Exactly the non-evidence I expected.
Whether AI can reliably detect issues and generate working code is a whole different thing from CEO’s delusions and hyperbole to game the market. Their financial success is also irrelevant, in fact it’s better if the sub/token model fails and we are left with locally ran models.
Traditional software was developed by humans as an artifact that, and to the degree that humans improved the software for some task, got better, but it was not guaranteed. Windows 11 is proof of that, and there are a laundry list of regressions and bugs introduced into software developed by humans. I acknowledge you say usually and especially for open source — I lukewarm agree with that statement but disagree that large LLMs or other generative models will follow this trend, and merely want to point out that software usually introduces bugs as it’s developed, which are hopefully fixed by people who can reason over the code.

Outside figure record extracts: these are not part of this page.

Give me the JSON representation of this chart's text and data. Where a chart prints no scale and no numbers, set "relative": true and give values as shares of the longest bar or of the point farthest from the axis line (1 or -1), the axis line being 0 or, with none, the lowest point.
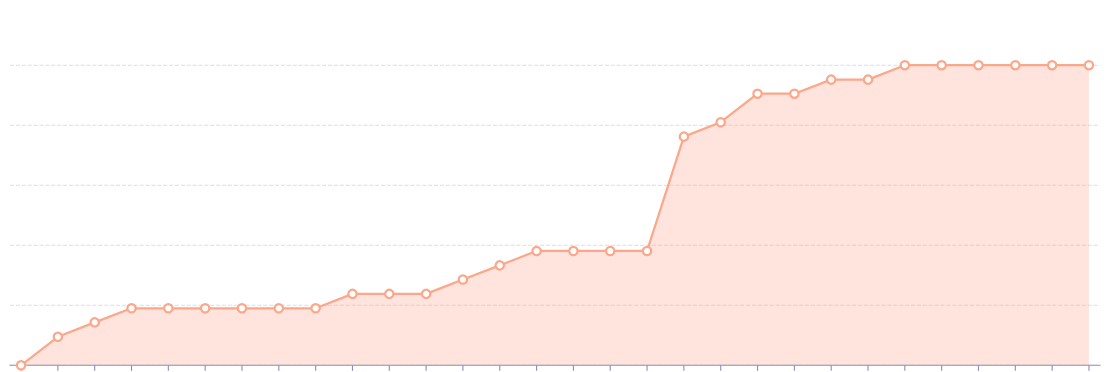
{
  "chart_data": {
    "type": "area",
    "relative": true,
    "grid": "y",
    "marker": "circle",
    "line_style": "solid",
    "categories": [
      null,
      null,
      null,
      null,
      null,
      null,
      null,
      null,
      null,
      null,
      null,
      null,
      null,
      null,
      null,
      null,
      null,
      null,
      null,
      null,
      null,
      null,
      null,
      null,
      null,
      null,
      null,
      null,
      null,
      null
    ],
    "series": [
      {
        "color": "#fca68a",
        "values": [
          0,
          0.095,
          0.143,
          0.19,
          0.19,
          0.19,
          0.19,
          0.19,
          0.19,
          0.238,
          0.238,
          0.238,
          0.286,
          0.333,
          0.381,
          0.381,
          0.381,
          0.381,
          0.762,
          0.81,
          0.905,
          0.905,
          0.952,
          0.952,
          1,
          1,
          1,
          1,
          1,
          1
        ]
      }
    ]
  }
}
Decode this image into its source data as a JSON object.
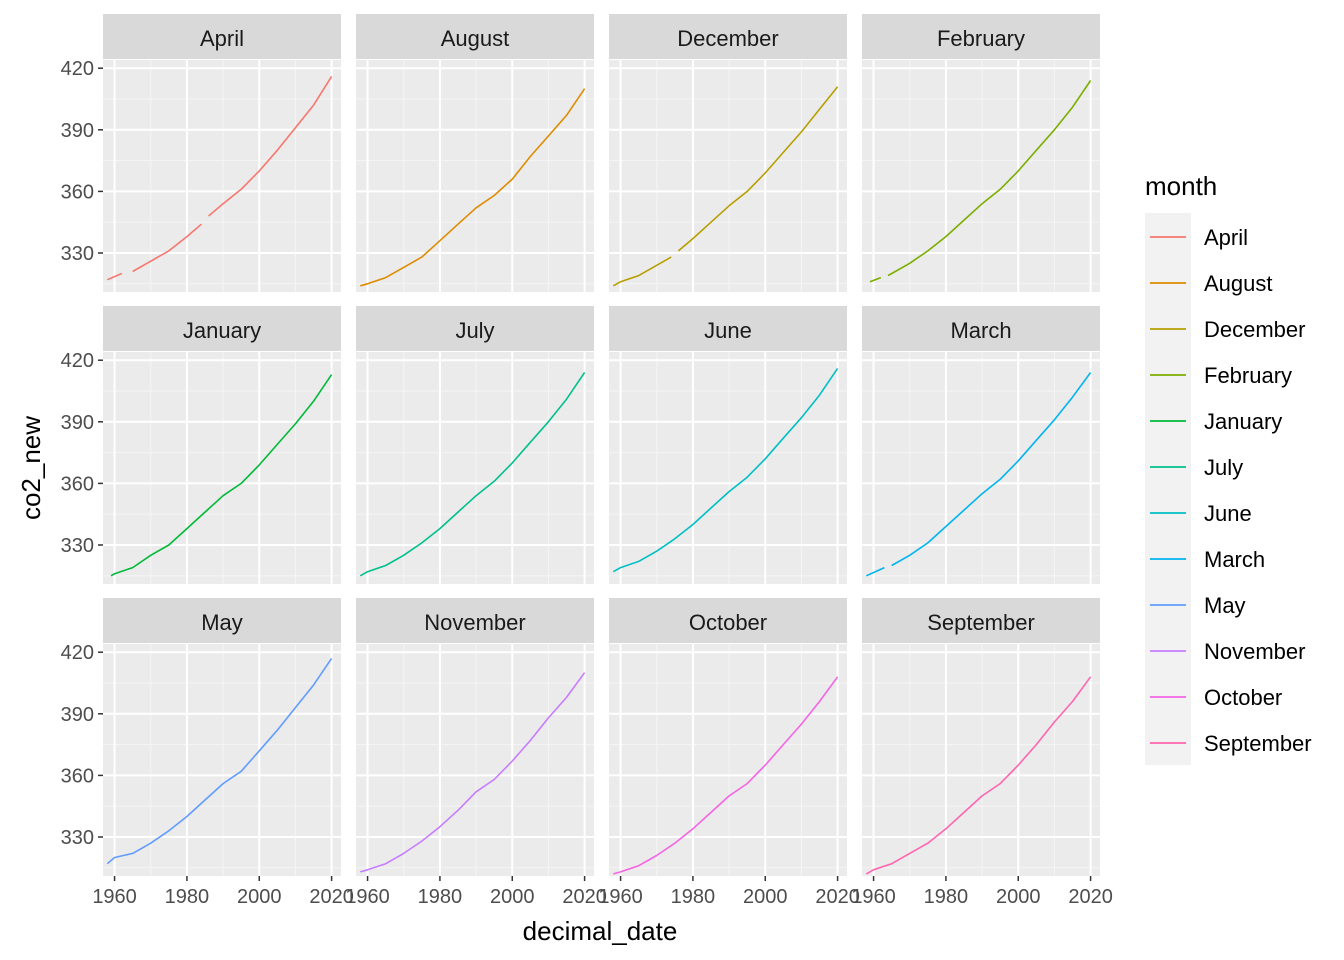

Which brings us to AI models, and really they should just be called transformer models; they are statistical tensor product machines. They are not software in a traditional sense. They are trained to match their training input in a statistical sense. If the input data is corrupted, the model will actually get worse over time, not better. If the data is biased, it will get worse over time, not better. With the amount of slop generated on the web, it is extraordinarily hard to denoise and decide what’s good data and what’s bad data that shouldn’t be used for training. Which means the scaling we’ve seen with increased data will not necessarily hold. And there’s not a clear indication that scaling the model size, which is largely already impractical, is having some synergistic or emergent effect as hoped and hyped.
Also, we’re really not in the infancy of AI. Maybe the infancy of widespread hype for it, but the idea of using tensor products for statistical learning algorithms goes back at least as far as Smolensky, maybe before, and that was what, 1990?
We are in the infancy of I’d say quantum style compute, so we really don’t have much to draw on beyond theoretical models.
Generative LLM models have largely plateaued in my opinion.
We’re in the infancy of AI in the sense that widespread use, testing and properly-funded development of these technologies only began a few years ago when massively parallelized processing became affordable enough, even though the concepts are older. You could say we’re in the infancy of practical AI, not theoretical.